Students in Christopher Haddad’s classroom at Thomas Edison High School of Technology in Silver Spring, Maryland, have to know things like what PVC stands for — and be able to put that knowledge into practice.
Haddad’s class, Foundations of Building and Construction Technology, is part of the two-year Construction Technology program offered at Edison. The class isn’t just open to Edison students; kids from other Montgomery County high schools can attend Edison for half of the school day to learn the ins-and-outs of different trades.
Students learn “a little bit of everything” construction-related from Haddad, who has years of experience as a construction professional. Once they finish this introductory class, students choose which specialized trade —such as masonry or carpentry — they’d like to pursue over their next three semesters.
All of the program’s students come together with their respective knowledge to work on a project: designing and building a house.

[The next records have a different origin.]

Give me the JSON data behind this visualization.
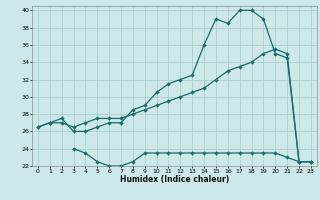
{
  "title": "",
  "xlabel": "Humidex (Indice chaleur)",
  "bg_color": "#cce8e8",
  "grid_color": "#aacece",
  "line_color": "#1a6b6b",
  "xlim": [
    -0.5,
    23.5
  ],
  "ylim": [
    22,
    40.5
  ],
  "xticks": [
    0,
    1,
    2,
    3,
    4,
    5,
    6,
    7,
    8,
    9,
    10,
    11,
    12,
    13,
    14,
    15,
    16,
    17,
    18,
    19,
    20,
    21,
    22,
    23
  ],
  "yticks": [
    22,
    24,
    26,
    28,
    30,
    32,
    34,
    36,
    38,
    40
  ],
  "curve1_x": [
    0,
    1,
    2,
    3,
    4,
    5,
    6,
    7,
    8,
    9,
    10,
    11,
    12,
    13,
    14,
    15,
    16,
    17,
    18,
    19,
    20,
    21,
    22,
    23
  ],
  "curve1_y": [
    26.5,
    27.0,
    27.5,
    26.0,
    26.0,
    26.5,
    27.0,
    27.0,
    28.5,
    29.0,
    30.5,
    31.5,
    32.0,
    32.5,
    36.0,
    39.0,
    38.5,
    40.0,
    40.0,
    39.0,
    35.0,
    34.5,
    22.5,
    22.5
  ],
  "curve2_x": [
    0,
    1,
    2,
    3,
    4,
    5,
    6,
    7,
    8,
    9,
    10,
    11,
    12,
    13,
    14,
    15,
    16,
    17,
    18,
    19,
    20,
    21,
    22,
    23
  ],
  "curve2_y": [
    26.5,
    27.0,
    27.0,
    26.5,
    27.0,
    27.5,
    27.5,
    27.5,
    28.0,
    28.5,
    29.0,
    29.5,
    30.0,
    30.5,
    31.0,
    32.0,
    33.0,
    33.5,
    34.0,
    35.0,
    35.5,
    35.0,
    22.5,
    22.5
  ],
  "curve3_x": [
    3,
    4,
    5,
    6,
    7,
    8,
    9,
    10,
    11,
    12,
    13,
    14,
    15,
    16,
    17,
    18,
    19,
    20,
    21,
    22,
    23
  ],
  "curve3_y": [
    24.0,
    23.5,
    22.5,
    22.0,
    22.0,
    22.5,
    23.5,
    23.5,
    23.5,
    23.5,
    23.5,
    23.5,
    23.5,
    23.5,
    23.5,
    23.5,
    23.5,
    23.5,
    23.0,
    22.5,
    22.5
  ],
  "markersize": 2.2,
  "linewidth": 0.9,
  "tick_fontsize": 4.5,
  "xlabel_fontsize": 5.5
}
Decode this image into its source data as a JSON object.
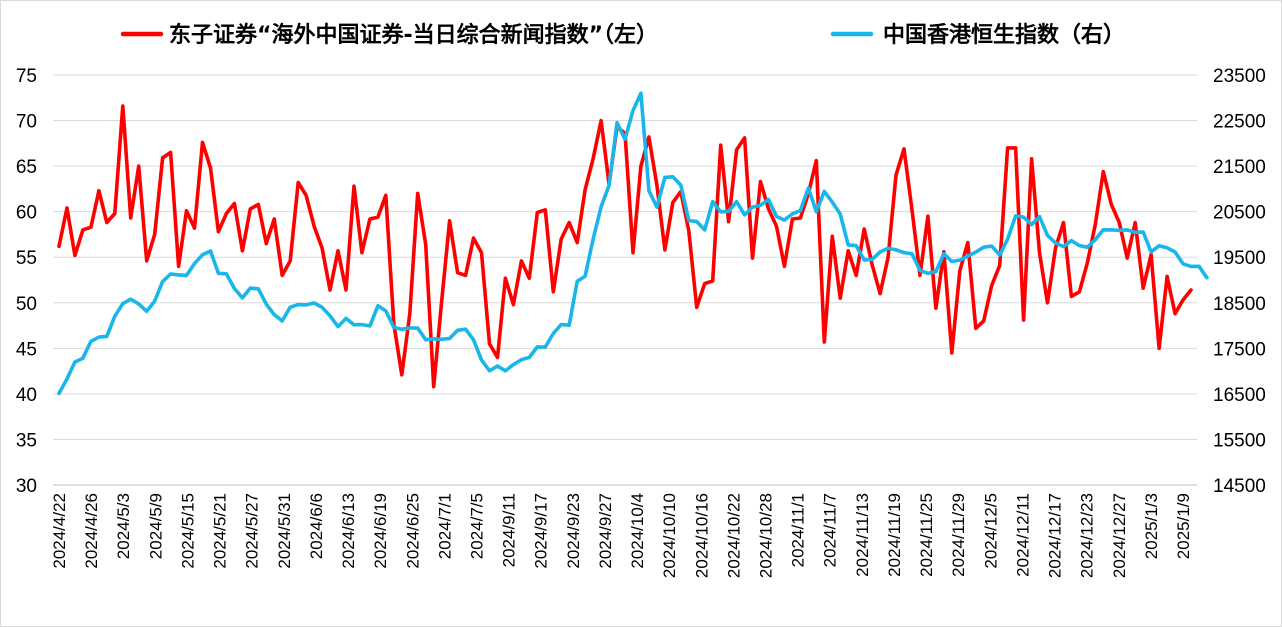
{
  "chart_data": {
    "type": "line",
    "title": "",
    "legend": {
      "placement": "top-center"
    },
    "grid": true,
    "y_left": {
      "ticks": [
        "30",
        "35",
        "40",
        "45",
        "50",
        "55",
        "60",
        "65",
        "70",
        "75"
      ],
      "ylim": [
        30,
        75
      ]
    },
    "y_right": {
      "ticks": [
        "14500",
        "15500",
        "16500",
        "17500",
        "18500",
        "19500",
        "20500",
        "21500",
        "22500",
        "23500"
      ],
      "ylim": [
        14500,
        23500
      ]
    },
    "x_tick_labels": [
      "2024/4/22",
      "2024/4/26",
      "2024/5/3",
      "2024/5/9",
      "2024/5/15",
      "2024/5/21",
      "2024/5/27",
      "2024/5/31",
      "2024/6/6",
      "2024/6/13",
      "2024/6/19",
      "2024/6/25",
      "2024/7/1",
      "2024/7/5",
      "2024/9/11",
      "2024/9/17",
      "2024/9/23",
      "2024/9/27",
      "2024/10/4",
      "2024/10/10",
      "2024/10/16",
      "2024/10/22",
      "2024/10/28",
      "2024/11/1",
      "2024/11/7",
      "2024/11/13",
      "2024/11/19",
      "2024/11/25",
      "2024/11/29",
      "2024/12/5",
      "2024/12/11",
      "2024/12/17",
      "2024/12/23",
      "2024/12/27",
      "2025/1/3",
      "2025/1/9"
    ],
    "series": [
      {
        "name": "东子证券“海外中国证券-当日综合新闻指数”（左）",
        "axis": "left",
        "color": "#ff0000",
        "values": [
          56.2,
          60.4,
          55.2,
          58.0,
          58.3,
          62.3,
          58.8,
          59.8,
          71.6,
          59.3,
          65.0,
          54.6,
          57.5,
          65.9,
          66.5,
          54.0,
          60.1,
          58.2,
          67.6,
          64.8,
          57.8,
          59.8,
          60.9,
          55.7,
          60.3,
          60.8,
          56.5,
          59.2,
          53.0,
          54.6,
          63.2,
          61.8,
          58.4,
          56.0,
          51.4,
          55.7,
          51.4,
          62.8,
          55.5,
          59.2,
          59.4,
          61.8,
          47.7,
          42.1,
          48.8,
          62.0,
          56.4,
          40.8,
          50.1,
          59.0,
          53.3,
          53.0,
          57.1,
          55.5,
          45.5,
          44.0,
          52.7,
          49.8,
          54.6,
          52.7,
          59.9,
          60.2,
          51.2,
          57.0,
          58.8,
          56.6,
          62.4,
          65.8,
          70.0,
          63.0,
          69.3,
          68.6,
          55.5,
          65.0,
          68.2,
          62.9,
          55.8,
          61.0,
          62.2,
          57.9,
          49.5,
          52.1,
          52.4,
          67.3,
          58.9,
          66.8,
          68.1,
          54.9,
          63.3,
          60.3,
          58.4,
          54.0,
          59.2,
          59.3,
          62.0,
          65.6,
          45.7,
          57.3,
          50.5,
          55.7,
          53.0,
          58.1,
          54.2,
          51.0,
          55.0,
          64.0,
          66.9,
          60.2,
          53.0,
          59.5,
          49.4,
          55.6,
          44.5,
          53.5,
          56.6,
          47.2,
          48.0,
          51.9,
          54.1,
          67.0,
          67.0,
          48.1,
          65.8,
          55.5,
          50.0,
          56.0,
          58.8,
          50.7,
          51.2,
          54.4,
          58.6,
          64.4,
          60.8,
          58.8,
          54.9,
          58.8,
          51.6,
          55.3,
          45.0,
          52.9,
          48.8,
          50.3,
          51.4
        ]
      },
      {
        "name": "中国香港恒生指数（右）",
        "axis": "right",
        "color": "#19b6ea",
        "values": [
          16511,
          16829,
          17201,
          17284,
          17652,
          17746,
          17763,
          18206,
          18479,
          18578,
          18476,
          18313,
          18537,
          18964,
          19131,
          19111,
          19101,
          19359,
          19553,
          19636,
          19148,
          19136,
          18814,
          18608,
          18822,
          18807,
          18469,
          18241,
          18102,
          18402,
          18459,
          18453,
          18496,
          18400,
          18214,
          17978,
          18158,
          18016,
          18020,
          17993,
          18433,
          18322,
          17959,
          17918,
          17948,
          17945,
          17690,
          17707,
          17699,
          17715,
          17895,
          17919,
          17689,
          17247,
          17006,
          17113,
          17007,
          17143,
          17251,
          17301,
          17532,
          17526,
          17825,
          18023,
          18008,
          18972,
          19084,
          19895,
          20606,
          21076,
          22452,
          22088,
          22719,
          23100,
          20960,
          20601,
          21252,
          21265,
          21083,
          20303,
          20285,
          20100,
          20720,
          20496,
          20505,
          20718,
          20431,
          20601,
          20640,
          20767,
          20395,
          20314,
          20450,
          20525,
          21020,
          20500,
          20944,
          20711,
          20449,
          19771,
          19754,
          19442,
          19452,
          19614,
          19696,
          19662,
          19599,
          19576,
          19210,
          19146,
          19183,
          19578,
          19407,
          19436,
          19525,
          19612,
          19721,
          19744,
          19549,
          19895,
          20406,
          20378,
          20215,
          20389,
          19978,
          19815,
          19734,
          19865,
          19755,
          19720,
          19884,
          20103,
          20100,
          20090,
          20099,
          20046,
          20052,
          19616,
          19753,
          19707,
          19614,
          19356,
          19298,
          19301,
          19050
        ]
      }
    ]
  }
}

They’re involved in every step of its construction, from drawing up blueprints to installing plumbing and ceiling fans. Since the program’s began, in 1972, students have built 41 “Young American” homes with help and supervision from their Edison instructors and the Construction Trades Foundation, a local nonprofit that provides students with materials and handles the sale of each home. Profits from each sale go toward the next student-built house.
Last week, students and educators slid a ceremonial brick into Young American 41 during a cornerstone ceremony, officially completing its construction.
The home doesn’t look like what someone skeptical of power tool-wielding teens might expect: it’s a nearly 3,000-square-foot red-brick colonial, with 9-foot ceilings, a spacious front porch and a balcony. The house is listed for $549,000.
After the final brick was placed, students led family members and guests through the house to show off their handiwork.
“I built this,” beamed Joshua Sabater, a plumbing student as he stood in the master bedroom’s bathtub. Sabater is a senior at Springbrook High School who loves poetry and the spoken word. His two older siblings are graduates of the Edison program, too.
“My parents from the beginning wanted us to all learn a trade,” he said. “They were like, ‘learn a trade so you can follow your art career and do whatever you want, but have something to fall back on.’ ”
Sabater says he grew to love plumbing for the same reasons he loves art — it makes him feel in control.
“I remember coming [to Edison] and saying, ‘Plumbing, me?’ That first week I hated it,” he said. “But with this house… I can walk around this house and show you, that was difficult, that was easy. I can show you, and that speaks to my work.”
Sabater will graduate from Edison this year with half of the credits he needs for a Master Plumber Certification. He’s thinking about joining a construction contractor as a plumber, and getting that certification from Montgomery College.
Many students take advantage of the college credits they accrue for free at Edison. Natalie Mogrovejo, 18, is finishing up a degree at Montgomery College, where she was able to use two semesters worth of Edison credits. She will start a position as an assistant project manager in June.
Mogrovejo says that Edison’s program gave her the confidence to excel in a field people tend to associate with men. About 10 percent of students graduating from the program this year are female.
“We should be advocating for the Edison program, and telling everyone… that it’s amazing, that more people should do it,” she said. “More students should have this opportunity. And not only that, but female students, too.”
Other local districts have similar programs. Prince George’s County just unveiled its student-built house earlier this month, and Fairfax County offers students trade classes in many of its schools.
Montgomery County Schools Superintendent Jack Smith says that the county has some of highest-performing career programs in the country.
“Our goal as a school system has to be to help every student move toward a good job, a good career path and a lot of opportunities in their lifetime. That’s what we have to prepare students to do, and this is such a perfect example of doing that for students,” Smith said.
This year’s Edison graduates are prepared. They’ll enter the job market with something of substance on their resumes: they built a house.